The company said it would invest about $25 billion in the SoftBank Vision Fund over the next five years, while the Saudi public investment fund will "consider investing in the fund and becoming the lead investment partner".
The Saudi contribution could reach $45 billion, it said of the non-binding agreement.
SoftBank also pointed to unidentified "large global investors" that may also join in the fund, which is designed to invest in promising technology firms.
"The overall potential size of the fund can go up to $100 billion," it said in statement.
SoftBank's Tokyo-listed shares soared 3.23 percent to 6,706 yen Friday morning.
"SoftBank has a proven track record of investment successes. They are looking for another Alibaba," Hideki Yasuda, an analyst at Ace Research Institute, told Bloomberg News.
Flamboyant SoftBank founder Masayoshi Son has led the firm on a string of acquisitions big and small, with many showing themselves to be ahead of their time, including the firm's early investment in Alibaba, China's equivalent to eBay.

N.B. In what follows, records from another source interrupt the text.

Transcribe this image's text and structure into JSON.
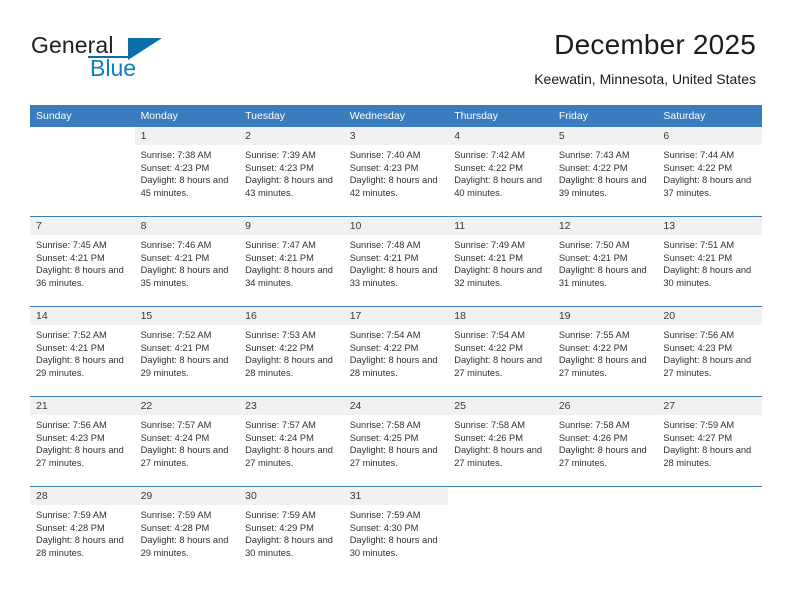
{
  "logo": {
    "word_one": "General",
    "word_two": "Blue",
    "triangle_icon": "triangle-icon",
    "brand_blue": "#0f7fc3",
    "brand_dark_blue": "#0b6cab"
  },
  "header": {
    "month_title": "December 2025",
    "location": "Keewatin, Minnesota, United States",
    "header_bg": "#3b7cbf"
  },
  "weekdays": [
    "Sunday",
    "Monday",
    "Tuesday",
    "Wednesday",
    "Thursday",
    "Friday",
    "Saturday"
  ],
  "labels": {
    "sunrise": "Sunrise:",
    "sunset": "Sunset:",
    "daylight": "Daylight:"
  },
  "weeks": [
    [
      {
        "day": "",
        "empty": true
      },
      {
        "day": "1",
        "sunrise": "Sunrise: 7:38 AM",
        "sunset": "Sunset: 4:23 PM",
        "daylight": "Daylight: 8 hours and 45 minutes."
      },
      {
        "day": "2",
        "sunrise": "Sunrise: 7:39 AM",
        "sunset": "Sunset: 4:23 PM",
        "daylight": "Daylight: 8 hours and 43 minutes."
      },
      {
        "day": "3",
        "sunrise": "Sunrise: 7:40 AM",
        "sunset": "Sunset: 4:23 PM",
        "daylight": "Daylight: 8 hours and 42 minutes."
      },
      {
        "day": "4",
        "sunrise": "Sunrise: 7:42 AM",
        "sunset": "Sunset: 4:22 PM",
        "daylight": "Daylight: 8 hours and 40 minutes."
      },
      {
        "day": "5",
        "sunrise": "Sunrise: 7:43 AM",
        "sunset": "Sunset: 4:22 PM",
        "daylight": "Daylight: 8 hours and 39 minutes."
      },
      {
        "day": "6",
        "sunrise": "Sunrise: 7:44 AM",
        "sunset": "Sunset: 4:22 PM",
        "daylight": "Daylight: 8 hours and 37 minutes."
      }
    ],
    [
      {
        "day": "7",
        "sunrise": "Sunrise: 7:45 AM",
        "sunset": "Sunset: 4:21 PM",
        "daylight": "Daylight: 8 hours and 36 minutes."
      },
      {
        "day": "8",
        "sunrise": "Sunrise: 7:46 AM",
        "sunset": "Sunset: 4:21 PM",
        "daylight": "Daylight: 8 hours and 35 minutes."
      },
      {
        "day": "9",
        "sunrise": "Sunrise: 7:47 AM",
        "sunset": "Sunset: 4:21 PM",
        "daylight": "Daylight: 8 hours and 34 minutes."
      },
      {
        "day": "10",
        "sunrise": "Sunrise: 7:48 AM",
        "sunset": "Sunset: 4:21 PM",
        "daylight": "Daylight: 8 hours and 33 minutes."
      },
      {
        "day": "11",
        "sunrise": "Sunrise: 7:49 AM",
        "sunset": "Sunset: 4:21 PM",
        "daylight": "Daylight: 8 hours and 32 minutes."
      },
      {
        "day": "12",
        "sunrise": "Sunrise: 7:50 AM",
        "sunset": "Sunset: 4:21 PM",
        "daylight": "Daylight: 8 hours and 31 minutes."
      },
      {
        "day": "13",
        "sunrise": "Sunrise: 7:51 AM",
        "sunset": "Sunset: 4:21 PM",
        "daylight": "Daylight: 8 hours and 30 minutes."
      }
    ],
    [
      {
        "day": "14",
        "sunrise": "Sunrise: 7:52 AM",
        "sunset": "Sunset: 4:21 PM",
        "daylight": "Daylight: 8 hours and 29 minutes."
      },
      {
        "day": "15",
        "sunrise": "Sunrise: 7:52 AM",
        "sunset": "Sunset: 4:21 PM",
        "daylight": "Daylight: 8 hours and 29 minutes."
      },
      {
        "day": "16",
        "sunrise": "Sunrise: 7:53 AM",
        "sunset": "Sunset: 4:22 PM",
        "daylight": "Daylight: 8 hours and 28 minutes."
      },
      {
        "day": "17",
        "sunrise": "Sunrise: 7:54 AM",
        "sunset": "Sunset: 4:22 PM",
        "daylight": "Daylight: 8 hours and 28 minutes."
      },
      {
        "day": "18",
        "sunrise": "Sunrise: 7:54 AM",
        "sunset": "Sunset: 4:22 PM",
        "daylight": "Daylight: 8 hours and 27 minutes."
      },
      {
        "day": "19",
        "sunrise": "Sunrise: 7:55 AM",
        "sunset": "Sunset: 4:22 PM",
        "daylight": "Daylight: 8 hours and 27 minutes."
      },
      {
        "day": "20",
        "sunrise": "Sunrise: 7:56 AM",
        "sunset": "Sunset: 4:23 PM",
        "daylight": "Daylight: 8 hours and 27 minutes."
      }
    ],
    [
      {
        "day": "21",
        "sunrise": "Sunrise: 7:56 AM",
        "sunset": "Sunset: 4:23 PM",
        "daylight": "Daylight: 8 hours and 27 minutes."
      },
      {
        "day": "22",
        "sunrise": "Sunrise: 7:57 AM",
        "sunset": "Sunset: 4:24 PM",
        "daylight": "Daylight: 8 hours and 27 minutes."
      },
      {
        "day": "23",
        "sunrise": "Sunrise: 7:57 AM",
        "sunset": "Sunset: 4:24 PM",
        "daylight": "Daylight: 8 hours and 27 minutes."
      },
      {
        "day": "24",
        "sunrise": "Sunrise: 7:58 AM",
        "sunset": "Sunset: 4:25 PM",
        "daylight": "Daylight: 8 hours and 27 minutes."
      },
      {
        "day": "25",
        "sunrise": "Sunrise: 7:58 AM",
        "sunset": "Sunset: 4:26 PM",
        "daylight": "Daylight: 8 hours and 27 minutes."
      },
      {
        "day": "26",
        "sunrise": "Sunrise: 7:58 AM",
        "sunset": "Sunset: 4:26 PM",
        "daylight": "Daylight: 8 hours and 27 minutes."
      },
      {
        "day": "27",
        "sunrise": "Sunrise: 7:59 AM",
        "sunset": "Sunset: 4:27 PM",
        "daylight": "Daylight: 8 hours and 28 minutes."
      }
    ],
    [
      {
        "day": "28",
        "sunrise": "Sunrise: 7:59 AM",
        "sunset": "Sunset: 4:28 PM",
        "daylight": "Daylight: 8 hours and 28 minutes."
      },
      {
        "day": "29",
        "sunrise": "Sunrise: 7:59 AM",
        "sunset": "Sunset: 4:28 PM",
        "daylight": "Daylight: 8 hours and 29 minutes."
      },
      {
        "day": "30",
        "sunrise": "Sunrise: 7:59 AM",
        "sunset": "Sunset: 4:29 PM",
        "daylight": "Daylight: 8 hours and 30 minutes."
      },
      {
        "day": "31",
        "sunrise": "Sunrise: 7:59 AM",
        "sunset": "Sunset: 4:30 PM",
        "daylight": "Daylight: 8 hours and 30 minutes."
      },
      {
        "day": "",
        "empty": true
      },
      {
        "day": "",
        "empty": true
      },
      {
        "day": "",
        "empty": true
      }
    ]
  ]
}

It reaped huge profits from a partial sale of its stake in Alibaba, while in June it sold Finnish game-maker Supercell Oy, creator of "Clash of Clans", to Chinese Internet giant Tencent for $8.6 billion.
But its US mobile unit Sprint is still unprofitable and some analysts have questioned SoftBank's most recent high-profile deal - the $32-billion purchases of British iPhone chip designer ARM Holdings.
There have been growing concerns about its balance sheet with SoftBank carrying more than $100 billion in debt, largely tied to its frenzied string of acquisitions.